PARMAĞINIZLA yoklayıp taze mi diye bakarken bir de ‘Helal mi?’ diye soracaksınız bundan böyle.
Gerçi her şeyin üstünde ‘Helal’ damgası olacak ama benim dediğim daha ziyade salatalık, patlıcan gibi şeyler... Takdir edersiniz ki adamın her sabah iki kasa salatalığı TSE’ye götürüp damgalatacak hali yok.
‘Salatalığın nesi haram olacak, içinden domuz eti çıkacak değil ya’ diyeceksiniz.
Ben öyle düşünmüyorum.
Dolmalık bibere ağır çeksin diye su enjekte eden, zeytini ayakkabı boyasıyla karartan, salatalığa da bir şeyler ediyordur mutlaka.
Diriliğini muhafaza etsin diye her gece misal votkalı suya yatırmadıkları ne malum?
Ne bileyim, olur mu olur.
‘Helal mi?’ diye soralım demem bundan.
Ha doğru cevap alır mıyız, o da ayrı mesele.
Fakat o kadar da umudum kesik değil yurdum insanından. ‘Sana gelmez yenge bunlar!’ diyecek bir vicdan sahibi manavın çıkacağına inanıyorum.
‘Bugüne kadar aklın neredeydi, bir tek gün merak ettin mi salatalığın helal olup olmadığını?’ diyebilirsiniz.
Evet ama o zaman her şeyde belirsizlik vardı. Şimdi bisküvi ‘öyle’, salatalık ‘böyle’ olmaz.
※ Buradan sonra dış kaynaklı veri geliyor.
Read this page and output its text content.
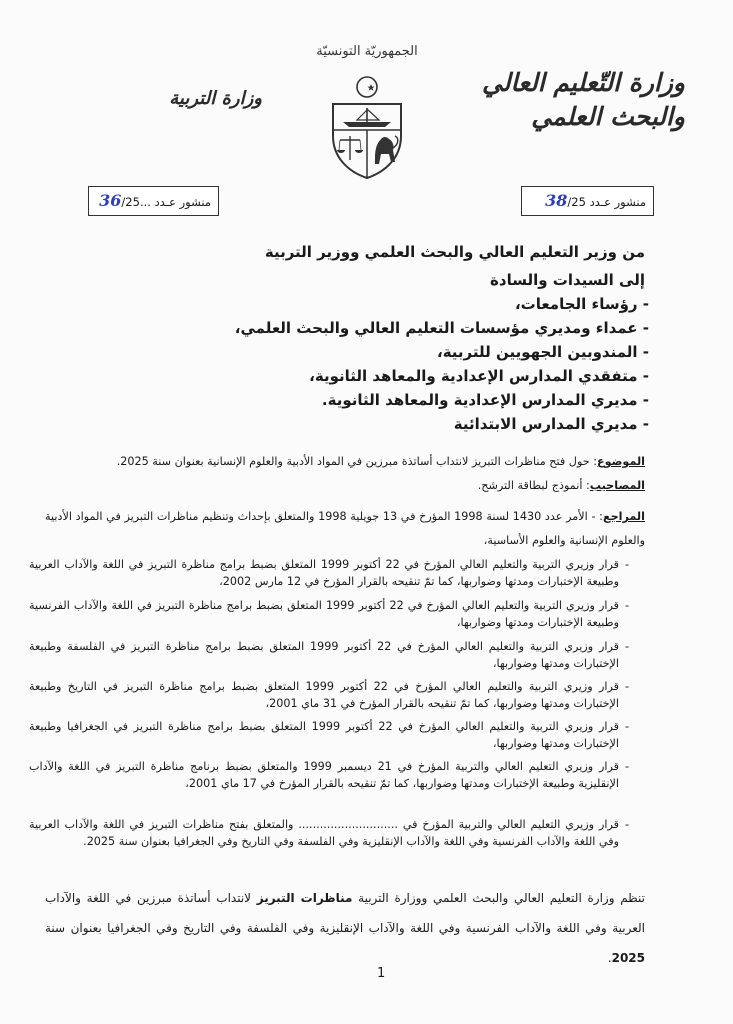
الجمهوريّة التونسيّة
وزارة التّعليم العالي
والبحث العلمي
وزارة التربية
منشور عـدد 38/25
منشور عـدد ...36/25
من وزير التعليم العالي والبحث العلمي ووزير التربية
إلى السيدات والسادة
- رؤساء الجامعات،
- عمداء ومديري مؤسسات التعليم العالي والبحث العلمي،
- المندوبين الجهويين للتربية،
- متفقدي المدارس الإعدادية والمعاهد الثانوية،
- مديري المدارس الإعدادية والمعاهد الثانوية.
- مديري المدارس الابتدائية
الموضوع: حول فتح مناظرات التبريز لانتداب أساتذة مبرزين في المواد الأدبية والعلوم الإنسانية بعنوان سنة 2025.
المصاحيب: أنموذج لبطاقة الترشح.
المراجع: - الأمر عدد 1430 لسنة 1998 المؤرخ في 13 جويلية 1998 والمتعلق بإحداث وتنظيم مناظرات التبريز في المواد الأدبية والعلوم الإنسانية والعلوم الأساسية،
-
قرار وزيري التربية والتعليم العالي المؤرخ في 22 أكتوبر 1999 المتعلق بضبط برامج مناظرة التبريز في اللغة والآداب العربية وطبيعة الإختبارات ومدتها وضواربها، كما تمّ تنقيحه بالقرار المؤرخ في 12 مارس 2002،
-
قرار وزيري التربية والتعليم العالي المؤرخ في 22 أكتوبر 1999 المتعلق بضبط برامج مناظرة التبريز في اللغة والآداب الفرنسية وطبيعة الإختبارات ومدتها وضواربها،
-
قرار وزيري التربية والتعليم العالي المؤرخ في 22 أكتوبر 1999 المتعلق بضبط برامج مناظرة التبريز في الفلسفة وطبيعة الإختبارات ومدتها وضواربها،
-
قرار وزيري التربية والتعليم العالي المؤرخ في 22 أكتوبر 1999 المتعلق بضبط برامج مناظرة التبريز في التاريخ وطبيعة الإختبارات ومدتها وضواربها، كما تمّ تنقيحه بالقرار المؤرخ في 31 ماي 2001،
-
قرار وزيري التربية والتعليم العالي المؤرخ في 22 أكتوبر 1999 المتعلق بضبط برامج مناظرة التبريز في الجغرافيا وطبيعة الإختبارات ومدتها وضواربها،
-
قرار وزيري التعليم العالي والتربية المؤرخ في 21 ديسمبر 1999 والمتعلق بضبط برنامج مناظرة التبريز في اللغة والآداب الإنقليزية وطبيعة الإختبارات ومدتها وضواربها، كما تمّ تنقيحه بالقرار المؤرخ في 17 ماي 2001،
-
قرار وزيري التعليم العالي والتربية المؤرخ في ............................ والمتعلق بفتح مناظرات التبريز في اللغة والآداب العربية وفي اللغة والآداب الفرنسية وفي اللغة والآداب الإنقليزية وفي الفلسفة وفي التاريخ وفي الجغرافيا بعنوان سنة 2025.
تنظم وزارة التعليم العالي والبحث العلمي ووزارة التربية مناظرات التبريز لانتداب أساتذة مبرزين في اللغة والآداب العربية وفي اللغة والآداب الفرنسية وفي اللغة والآداب الإنقليزية وفي الفلسفة وفي التاريخ وفي الجغرافيا بعنوان سنة 2025.
1
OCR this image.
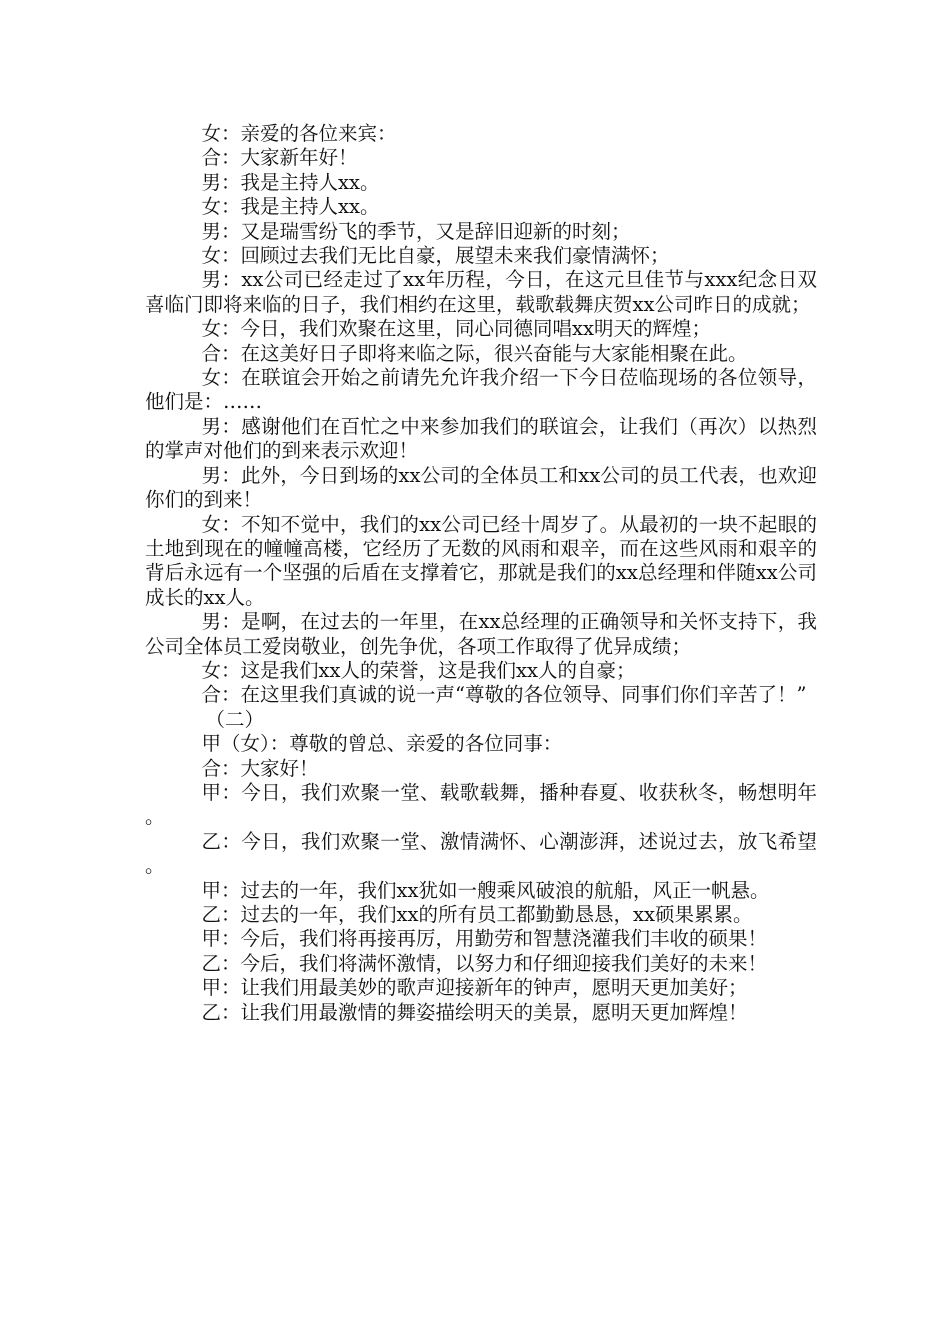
女：亲爱的各位来宾：

合：大家新年好！

男：我是主持人xx。

女：我是主持人xx。

男：又是瑞雪纷飞的季节，又是辞旧迎新的时刻；

女：回顾过去我们无比自豪，展望未来我们豪情满怀；

男：xx公司已经走过了xx年历程，今日，在这元旦佳节与xxx纪念日双喜临门即将来临的日子，我们相约在这里，载歌载舞庆贺xx公司昨日的成就；

女：今日，我们欢聚在这里，同心同德同唱xx明天的辉煌；

合：在这美好日子即将来临之际，很兴奋能与大家能相聚在此。

女：在联谊会开始之前请先允许我介绍一下今日莅临现场的各位领导，他们是：……

男：感谢他们在百忙之中来参加我们的联谊会，让我们（再次）以热烈的掌声对他们的到来表示欢迎！

男：此外，今日到场的xx公司的全体员工和xx公司的员工代表，也欢迎你们的到来！

女：不知不觉中，我们的xx公司已经十周岁了。从最初的一块不起眼的土地到现在的幢幢高楼，它经历了无数的风雨和艰辛，而在这些风雨和艰辛的背后永远有一个坚强的后盾在支撑着它，那就是我们的xx总经理和伴随xx公司成长的xx人。

男：是啊，在过去的一年里，在xx总经理的正确领导和关怀支持下，我公司全体员工爱岗敬业，创先争优，各项工作取得了优异成绩；

女：这是我们xx人的荣誉，这是我们xx人的自豪；

合：在这里我们真诚的说一声“尊敬的各位领导、同事们你们辛苦了！”

（二）

甲（女）：尊敬的曾总、亲爱的各位同事：

合：大家好！

甲：今日，我们欢聚一堂、载歌载舞，播种春夏、收获秋冬，畅想明年。

乙：今日，我们欢聚一堂、激情满怀、心潮澎湃，述说过去，放飞希望。

甲：过去的一年，我们xx犹如一艘乘风破浪的航船，风正一帆悬。

乙：过去的一年，我们xx的所有员工都勤勤恳恳，xx硕果累累。

甲：今后，我们将再接再厉，用勤劳和智慧浇灌我们丰收的硕果！

乙：今后，我们将满怀激情，以努力和仔细迎接我们美好的未来！

甲：让我们用最美妙的歌声迎接新年的钟声，愿明天更加美好；

乙：让我们用最激情的舞姿描绘明天的美景，愿明天更加辉煌！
Bir işi yaptınız mı tam yapacaksınız. Ben mahsulü tarladan kaldıranların abdestli olup olmadığını bile öğrenmekten yanayım.
* * *
Zaten Tintin yüzünden meleklerden oldum, bari bunu sıkı tutayım diyorum.
Duymuşsunuzdur... Köpek olan eve melek girmiyormuş. Hatta Azrail bile.
Önce Azrail’in girmemesi iyi bir şeymiş gibi geldi bana. Fakat Prof. Çeker’e iyice kulak verince Azrail’in köpeği görünce çekip gitmediğini, işini eve girmeden dışarıdan hallettiğini öğrendim. Ben benden gittikten sonra ha burnumun dibinden müdahale edilmiş, ha bahçeden...
Uzutmayayım, o gün bugündür Tintin’le aramıza bir soğukluk girdi. Gerçi o farkında değil, yine karşımda oturup gözüme bakıyor. Fakat ben dün akşam dayanamayıp ‘Meleksavar’ diye bağırdım. İyi bir şey olmadığını anladı, kalktı koltuğun altına girdi.
* * *
Meclis’e bir önerge vereyim diyorum. Bilmiyorum dışarıdan veriliyor mu ama... Bu hükümetin sittin sene başımızda kalması için bir yol bulunmasını isteyeceğim. Hayır, o káfirimsi günlere geri dönmek istemiyorum, onun için.
Kurumlar bile görevini tam olarak yapmıyormuş, gördük işte! TSE’nin şimdi aklına geldi mesela.
Bir de merak ettiğim bir husus var, onu dile getireyim diyorum.
Acaba kursaklara habire haram lokma girmesi durumu ne olacak?
İçinde iki damla alkol bulunan gıdayı ağza sürmemek suretiyle durum dengelenmiş olacak mı acaba?
Bu konuda da bir fetva veren çıksa da anlasak.
MIŞ-MUŞ
‘Avrupa’nın en zengin 50 işadamı’ listesinde iki Türk varmış.
Tahterevallideyiz adeta... Bir uçta o ikisi, bir uçta milletin geri kalanı.
Kadın, makyaj ve giyime ömrünün 2 yılını harcıyormuş.
Vallahi şoke oldum! Bunun doğrusu ‘Makyaj ve giyimden geriye kala kala 2 yıl kalıyor’ olmasın?